“Be good...or the Goon will get you!” That’s how longtime Popeye comics artist Bob Sagendorf remembered the threat. In 1933, E.C. Segar created a new foe for the famous sailor man, destined to become an infamous source of nightmare fuel: Alice the Goon from Goon Island!
Introduced in “Plunder Island,” an adventure continuity in Popeye’s Thimble Theater comic strip, the Goon was nominally female, but physically an androgynous, giant-size, cross-eyed troll who shambled around more or less in the nude, covered only by hair on her elbows and knees. Enslaved to Popeye’s old foe the Sea Hag, Alice’s job was to slay the Hag’s enemies with an enormous sword, and in lieu of that, just scare the bejeepers out of them. Professor Cringly, an ally of Popeye’s from the “Plunder Island” story, was reduced to a shivering nervous wreck.
E.C. Segar didn’t intend Alice to be queen of the monsters, mind you. While deadly with her knife, Alice attacked her foes entirely out of loyalty to her mistress, and the belief that they threatened her. When Wimpy befriended Alice, she threw away her sword and tossed the Hag overboard.
But the damage was done. Softie though she might be, Alice was still a huge, dangerous critter with a blank eyed stare and no visible mouth. Instead of speaking English in the comics, she mumbled via wiggly lines like an oscilloscope prints out. Then there was her hair and her nakedness. Kids were scared of Alice the Goon, and parents used her as a cautionary tale to make their kids behave. Something had to be done!
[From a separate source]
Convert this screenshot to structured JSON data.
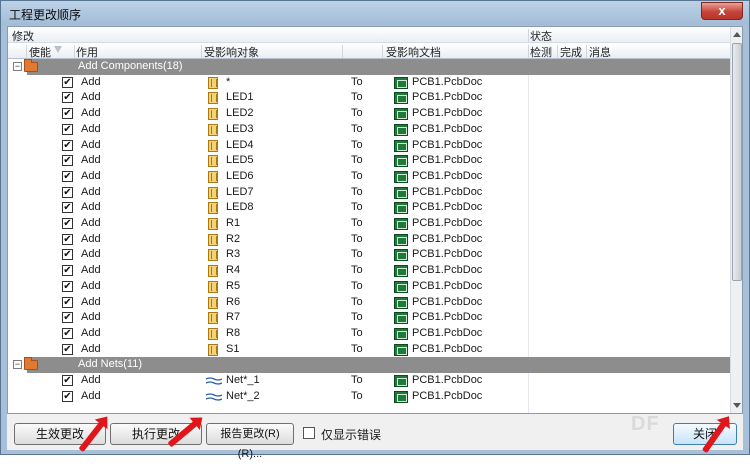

From the 1935 continuity “The Pool of Youth” onwards, Segar took the first step by dressing the Goon up in clothes, making her look less like a villain and more like a very weird housemaid. Then, in a Sunday strip continuity of that same year, Segar showed the Hag attempting to kidnap little Swee’pea, and the offended Goon turning on her permanently. From then on, Alice was firmly a good girl, and Swee’pea’s favorite babysitter, much to Popeye’s chagrin. He could never get over such a scary foe reforming so completely.
Later stories made the Goons still more sympathetic. In the 1937-38 tale “Valley of the Goons,” E.C. Segar and Doc Winner showed Popeye preventing hard bitten sailors from killing Goons and selling them for their skins. The sailors’ defense was that the Goons were vicious attackers who deserved to be offed. But Popeye found that the Goons were clobbering the sailors under the hypnotic bidding of the now anti-Goon Sea Hag, posing as a sea monster.
Alice and other Goons made the leap to animation with the rest of Popeye’s crew. In Goonland (1938), the original naked, scarier Goons appeared, holding Poopdeck Pappy captive on their island. Later 1960s TV shorts showed Alice in her more sympathetic role, as well as Popeye’s wanna-be girlfriend now and then! Later still, 1970s cartoons paired Alice up with Popeye’s real girlfriend, Olive Oyl, now under the guise of the two being army WACs on adventure.